I came of age in San Francisco in the mid-1990s while participating in a community that practiced feminist, earth-based spirituality. This community did a really good job of modeling shared power and co-leadership. Within its teachings and approaches, I expanded my understanding of power as strictly power-over (as in the military) to also include the power that dwells within each of us and the power of essential life force energy.

As I sourced power within myself and began to partner with life force energy toward my own transformation and healing, I could feel that power wasn’t something to try to obtain out there. It was an aliveness I was cultivating in here.

When my understanding of power began to change, my understanding of leadership shifted away from the idea of being in charge — as I had desired so deeply as a child — into a new understanding of leadership as being in partnership and being of service.

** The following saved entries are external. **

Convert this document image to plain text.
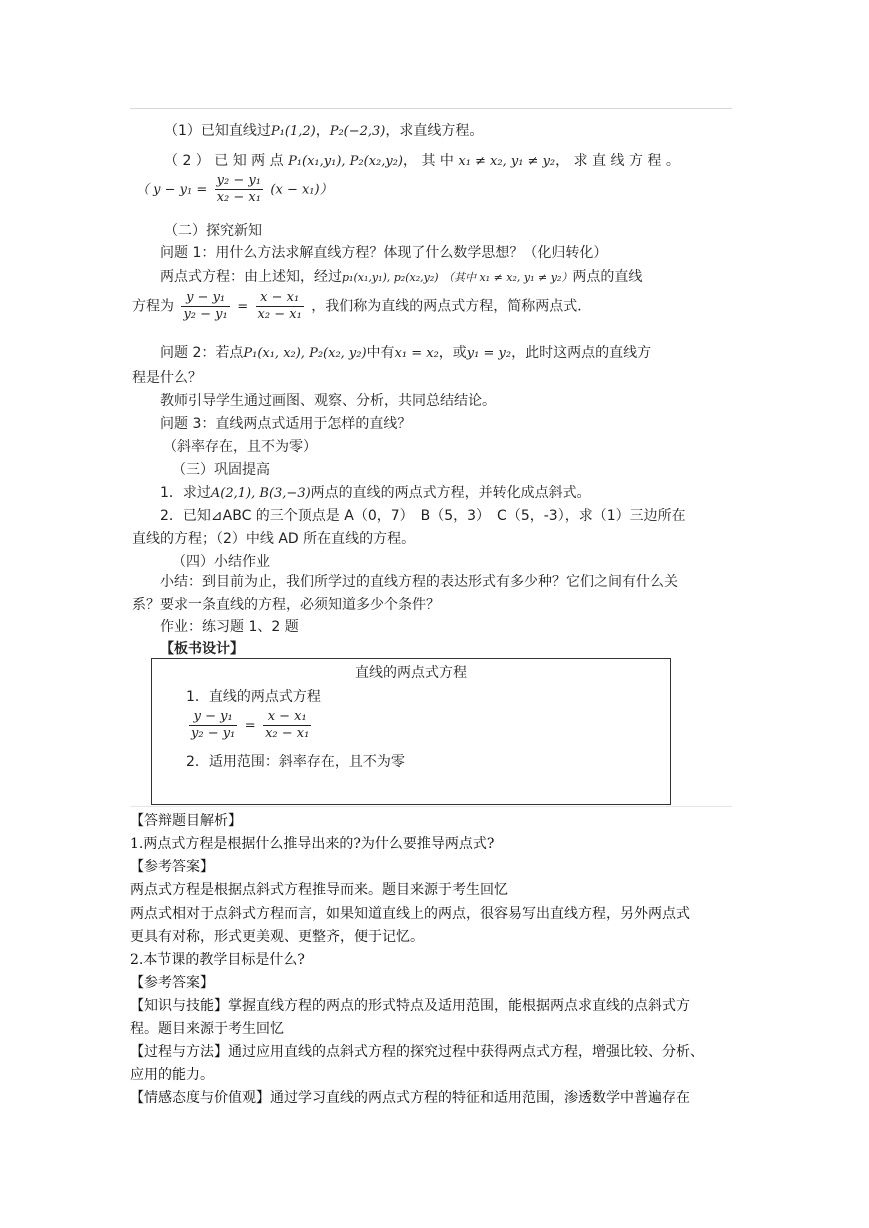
（1）已知直线过P₁(1,2)，P₂(−2,3)，求直线方程。
（ 2 ） 已 知 两 点 P₁(x₁,y₁), P₂(x₂,y₂)， 其 中 x₁ ≠ x₂, y₁ ≠ y₂， 求 直 线 方 程 。
（ $y - y_1 = \frac{\text{y₂ − y₁}}{\text{x₂ − x₁}} (x - x_1)$）
（二）探究新知
问题 1：用什么方法求解直线方程？体现了什么数学思想？（化归转化）
两点式方程：由上述知，经过p₁(x₁,y₁), p₂(x₂,y₂) （其中 x₁ ≠ x₂, y₁ ≠ y₂）两点的直线
方程为 $\frac{\text{y − y₁}}{\text{y₂ − y₁}} = \frac{\text{x − x₁}}{\text{x₂ − x₁}}$ ，我们称为直线的两点式方程，简称两点式．
问题 2：若点P₁(x₁, x₂), P₂(x₂, y₂)中有x₁ = x₂，或y₁ = y₂，此时这两点的直线方
程是什么？
教师引导学生通过画图、观察、分析，共同总结结论。
问题 3：直线两点式适用于怎样的直线？
（斜率存在，且不为零）
（三）巩固提高
1．求过A(2,1), B(3,−3)两点的直线的两点式方程，并转化成点斜式。
2．已知⊿ABC 的三个顶点是 A（0，7）　B（5，3）　C（5，-3），求（1）三边所在
直线的方程；（2）中线 AD 所在直线的方程。
（四）小结作业
小结：到目前为止，我们所学过的直线方程的表达形式有多少种？它们之间有什么关
系？要求一条直线的方程，必须知道多少个条件？
作业：练习题 1、2 题
【板书设计】
直线的两点式方程
1．直线的两点式方程
$\frac{\text{y − y₁}}{\text{y₂ − y₁}} = \frac{\text{x − x₁}}{\text{x₂ − x₁}}$
2．适用范围：斜率存在，且不为零
【答辩题目解析】
1.两点式方程是根据什么推导出来的?为什么要推导两点式?
【参考答案】
两点式方程是根据点斜式方程推导而来。题目来源于考生回忆
两点式相对于点斜式方程而言，如果知道直线上的两点，很容易写出直线方程，另外两点式
更具有对称，形式更美观、更整齐，便于记忆。
2.本节课的教学目标是什么?
【参考答案】
【知识与技能】掌握直线方程的两点的形式特点及适用范围，能根据两点求直线的点斜式方
程。题目来源于考生回忆
【过程与方法】通过应用直线的点斜式方程的探究过程中获得两点式方程，增强比较、分析、
应用的能力。
【情感态度与价值观】通过学习直线的两点式方程的特征和适用范围，渗透数学中普遍存在
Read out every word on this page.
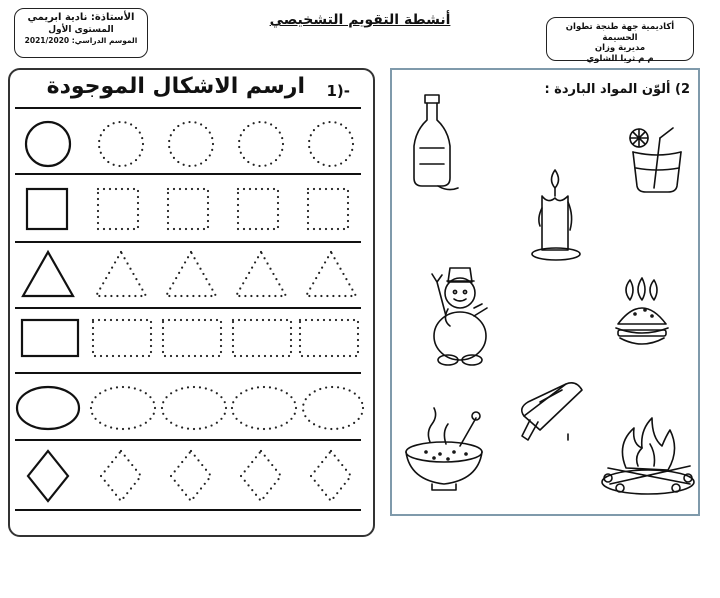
الأستاذة: نادية ابريمي
المستوى الأول
الموسم الدراسي: 2021/2020
أنشطة التقويم التشخيصي	أكاديمية جهة طنجة تطوان الحسيمة
مديرية وزان
م م ثريا الشاوي
-(1
ارسم الاشكال الموجودة	2) ألوّن المواد الباردة :
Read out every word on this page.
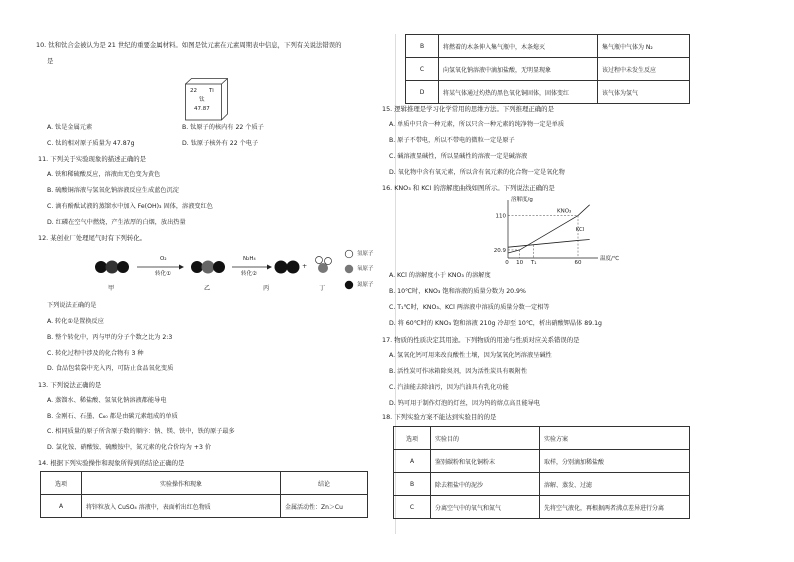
10. 钛和钛合金被认为是 21 世纪的重要金属材料。如图是钛元素在元素周期表中信息，下列有关说法错误的
是
22 Ti
钛
47.87
A. 钛是金属元素	B. 钛原子的核内有 22 个质子
C. 钛的相对原子质量为 47.87g	D. 钛原子核外有 22 个电子
11. 下列关于实验现象的描述正确的是
A. 铁和稀硫酸反应，溶液由无色变为黄色
B. 硫酸铜溶液与氢氧化钠溶液反应生成蓝色沉淀
C. 滴有酚酞试液的蒸馏水中加入 Fe(OH)₃ 固体，溶液变红色
D. 红磷在空气中燃烧，产生浓厚的白烟，放出热量
12. 某创业厂处理尾气时有下列转化。
O₂
转化①
N₂H₄
转化②
+
氢原子
氧原子
氮原子
甲	乙	丙	丁
下列说法正确的是
A. 转化①是置换反应
B. 整个转化中，丙与甲的分子个数之比为 2:3
C. 转化过程中涉及的化合物有 3 种
D. 食品包装袋中充入丙，可防止食品氧化变质
13. 下列说法正确的是
A. 蒸馏水、稀盐酸、氢氧化钠溶液都能导电
B. 金刚石、石墨、C₆₀ 都是由碳元素组成的单质
C. 相同质量的原子所含原子数的顺序：钠、镁、铁中，铁的原子最多
D. 氯化铵、硝酸铵、硫酸铵中，氮元素的化合价均为 +3 价
14. 根据下列实验操作和现象所得到的结论正确的是
选项	实验操作和现象	结论
A	将锌粒放入 CuSO₄ 溶液中，表面析出红色物质	金属活动性：Zn＞Cu
B	将燃着的木条伸入集气瓶中，木条熄灭	集气瓶中气体为 N₂
C	向氢氧化钠溶液中滴加盐酸，无明显现象	该过程中未发生反应
D	将某气体通过灼热的黑色氧化铜固体，固体变红	该气体为氢气
15. 逻辑推理是学习化学常用的思维方法。下列推理正确的是
A. 单质中只含一种元素，所以只含一种元素的纯净物一定是单质
B. 原子不带电，所以不带电的微粒一定是原子
C. 碱溶液显碱性，所以显碱性的溶液一定是碱溶液
D. 氧化物中含有氧元素，所以含有氧元素的化合物一定是氧化物
16. KNO₃ 和 KCl 的溶解度曲线如图所示。下列说法正确的是
溶解度/g
温度/℃
KNO₃
KCl
110
20.9
0 10 T₁	60
A. KCl 的溶解度小于 KNO₃ 的溶解度
B. 10℃时，KNO₃ 饱和溶液的质量分数为 20.9%
C. T₁℃时，KNO₃、KCl 两溶液中溶质的质量分数一定相等
D. 将 60℃时的 KNO₃ 饱和溶液 210g 冷却至 10℃，析出硝酸钾晶体 89.1g
17. 物质的性质决定其用途。下列物质的用途与性质对应关系错误的是
A. 氢氧化钙可用来改良酸性土壤，因为氢氧化钙溶液呈碱性
B. 活性炭可作冰箱除臭剂，因为活性炭具有吸附性
C. 汽油能去除油污，因为汽油具有乳化功能
D. 钨可用于制作灯泡的灯丝，因为钨的熔点高且能导电
18. 下列实验方案不能达到实验目的的是
选项	实验目的	实验方案
A	鉴别碳粉和氧化铜粉末	取样，分别滴加稀盐酸
B	除去粗盐中的泥沙	溶解、蒸发、过滤
C	分离空气中的氧气和氮气	先将空气液化，再根据两者沸点差异进行分离
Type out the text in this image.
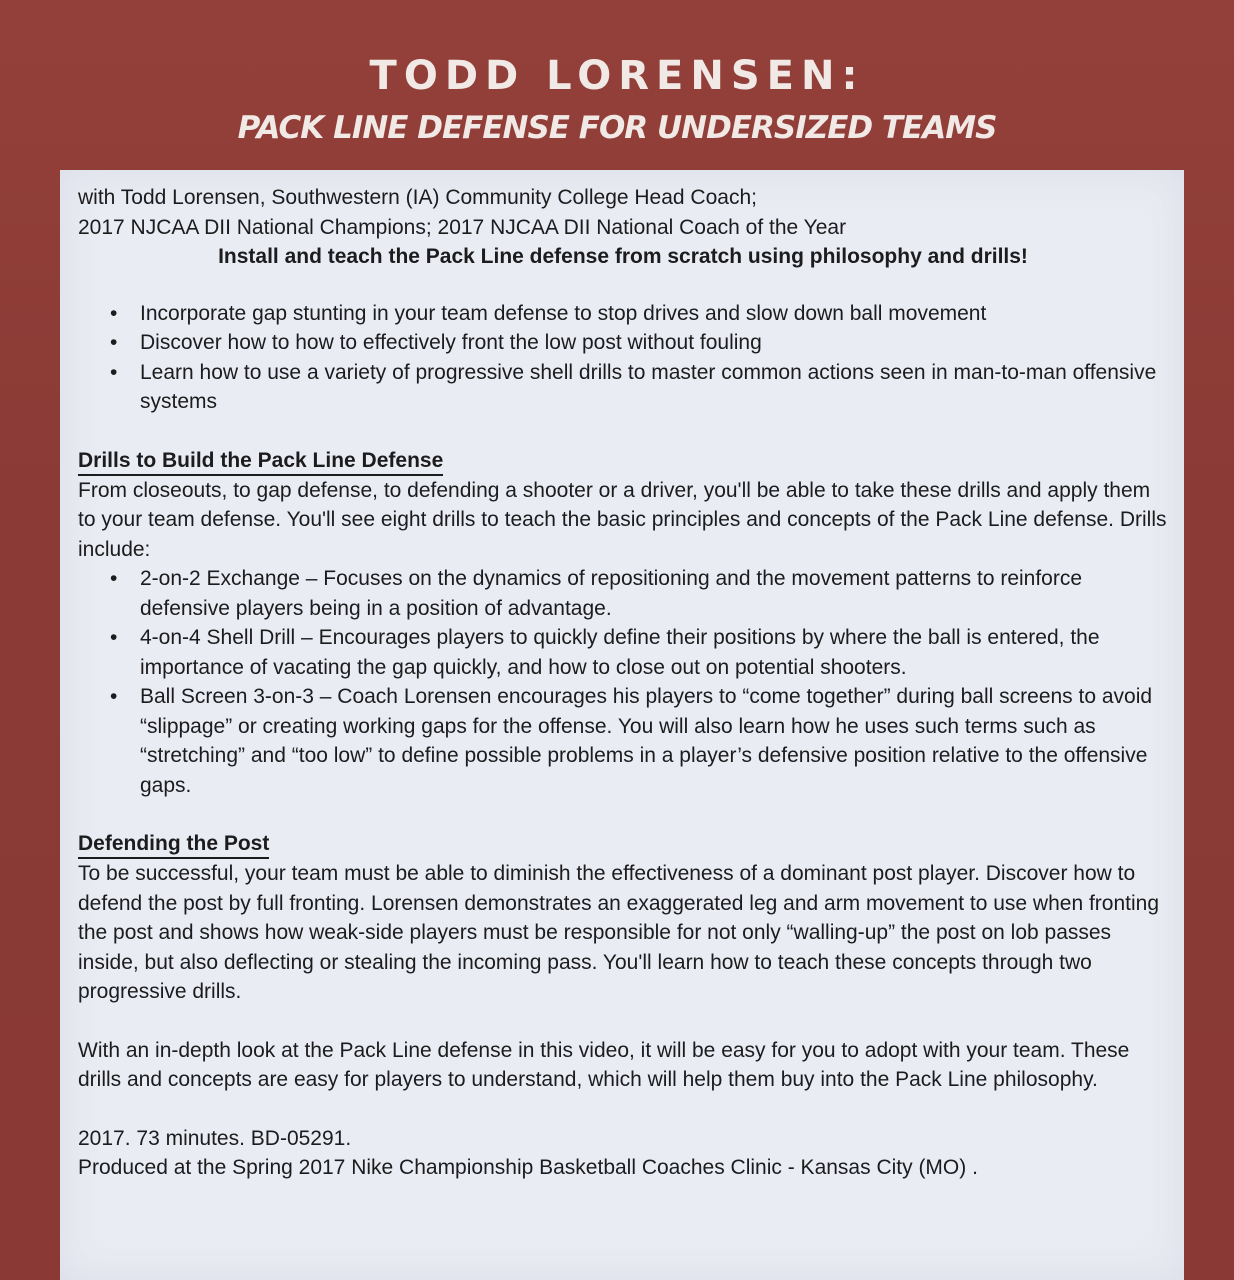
TODD LORENSEN:
PACK LINE DEFENSE FOR UNDERSIZED TEAMS

with Todd Lorensen, Southwestern (IA) Community College Head Coach;
2017 NJCAA DII National Champions; 2017 NJCAA DII National Coach of the Year

Install and teach the Pack Line defense from scratch using philosophy and drills!

• Incorporate gap stunting in your team defense to stop drives and slow down ball movement
• Discover how to how to effectively front the low post without fouling
• Learn how to use a variety of progressive shell drills to master common actions seen in man-to-man offensive systems
Drills to Build the Pack Line Defense

From closeouts, to gap defense, to defending a shooter or a driver, you'll be able to take these drills and apply them to your team defense. You'll see eight drills to teach the basic principles and concepts of the Pack Line defense. Drills include:

• 2-on-2 Exchange – Focuses on the dynamics of repositioning and the movement patterns to reinforce defensive players being in a position of advantage.
• 4-on-4 Shell Drill – Encourages players to quickly define their positions by where the ball is entered, the importance of vacating the gap quickly, and how to close out on potential shooters.
• Ball Screen 3-on-3 – Coach Lorensen encourages his players to “come together” during ball screens to avoid “slippage” or creating working gaps for the offense. You will also learn how he uses such terms such as “stretching” and “too low” to define possible problems in a player’s defensive position relative to the offensive gaps.
Defending the Post

To be successful, your team must be able to diminish the effectiveness of a dominant post player. Discover how to defend the post by full fronting. Lorensen demonstrates an exaggerated leg and arm movement to use when fronting the post and shows how weak-side players must be responsible for not only “walling-up” the post on lob passes inside, but also deflecting or stealing the incoming pass. You'll learn how to teach these concepts through two progressive drills.

With an in-depth look at the Pack Line defense in this video, it will be easy for you to adopt with your team. These drills and concepts are easy for players to understand, which will help them buy into the Pack Line philosophy.

2017. 73 minutes. BD-05291.
Produced at the Spring 2017 Nike Championship Basketball Coaches Clinic - Kansas City (MO) .
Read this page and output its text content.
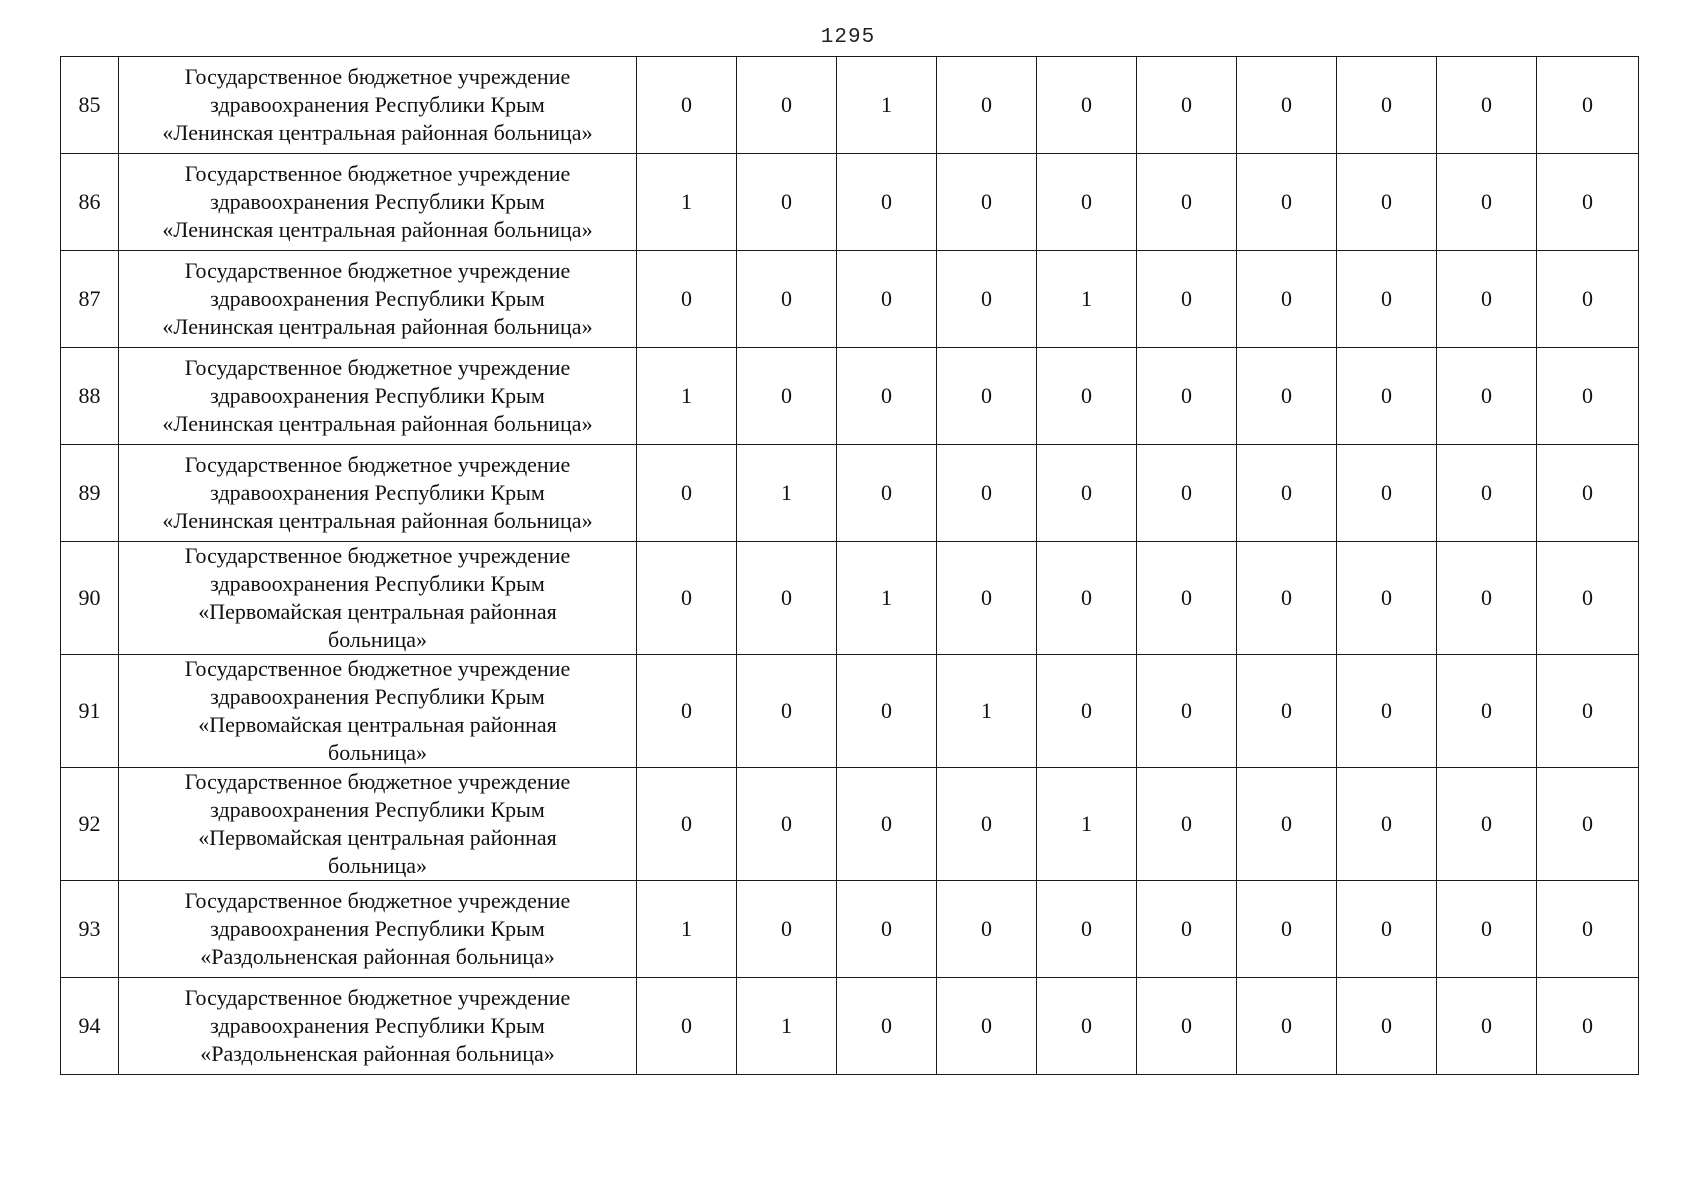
1295
85	Государственное бюджетное учреждение
здравоохранения Республики Крым
«Ленинская центральная районная больница»	0	0	1	0	0	0	0	0	0	0
86	Государственное бюджетное учреждение
здравоохранения Республики Крым
«Ленинская центральная районная больница»	1	0	0	0	0	0	0	0	0	0
87	Государственное бюджетное учреждение
здравоохранения Республики Крым
«Ленинская центральная районная больница»	0	0	0	0	1	0	0	0	0	0
88	Государственное бюджетное учреждение
здравоохранения Республики Крым
«Ленинская центральная районная больница»	1	0	0	0	0	0	0	0	0	0
89	Государственное бюджетное учреждение
здравоохранения Республики Крым
«Ленинская центральная районная больница»	0	1	0	0	0	0	0	0	0	0
90	Государственное бюджетное учреждение
здравоохранения Республики Крым
«Первомайская центральная районная
больница»	0	0	1	0	0	0	0	0	0	0
91	Государственное бюджетное учреждение
здравоохранения Республики Крым
«Первомайская центральная районная
больница»	0	0	0	1	0	0	0	0	0	0
92	Государственное бюджетное учреждение
здравоохранения Республики Крым
«Первомайская центральная районная
больница»	0	0	0	0	1	0	0	0	0	0
93	Государственное бюджетное учреждение
здравоохранения Республики Крым
«Раздольненская районная больница»	1	0	0	0	0	0	0	0	0	0
94	Государственное бюджетное учреждение
здравоохранения Республики Крым
«Раздольненская районная больница»	0	1	0	0	0	0	0	0	0	0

I still have a strong desire to be in charge of my own life, but most decidedly not in charge of the lives of others. In the classes I teach and sessions I facilitate, my aim is to support people claiming their own sovereignty, agency, and power — not to accord with mine. As I often say to my clients and students, if what I say doesn’t resonate, discard it. My desire is that every person understands, feels, holds, and wields their own power — their own life force energy — with wisdom and grace.

As it relates to my childhood dream of being President of the United States, I am grateful that humans have so many intervening years between wounded impulse and actualization. I wish for all of us that anyone who desires the rank of Commander in Chief — of this country or any other — comes from a place of being in service rather than being in charge. The world doesn’t need a wounded child driving the car.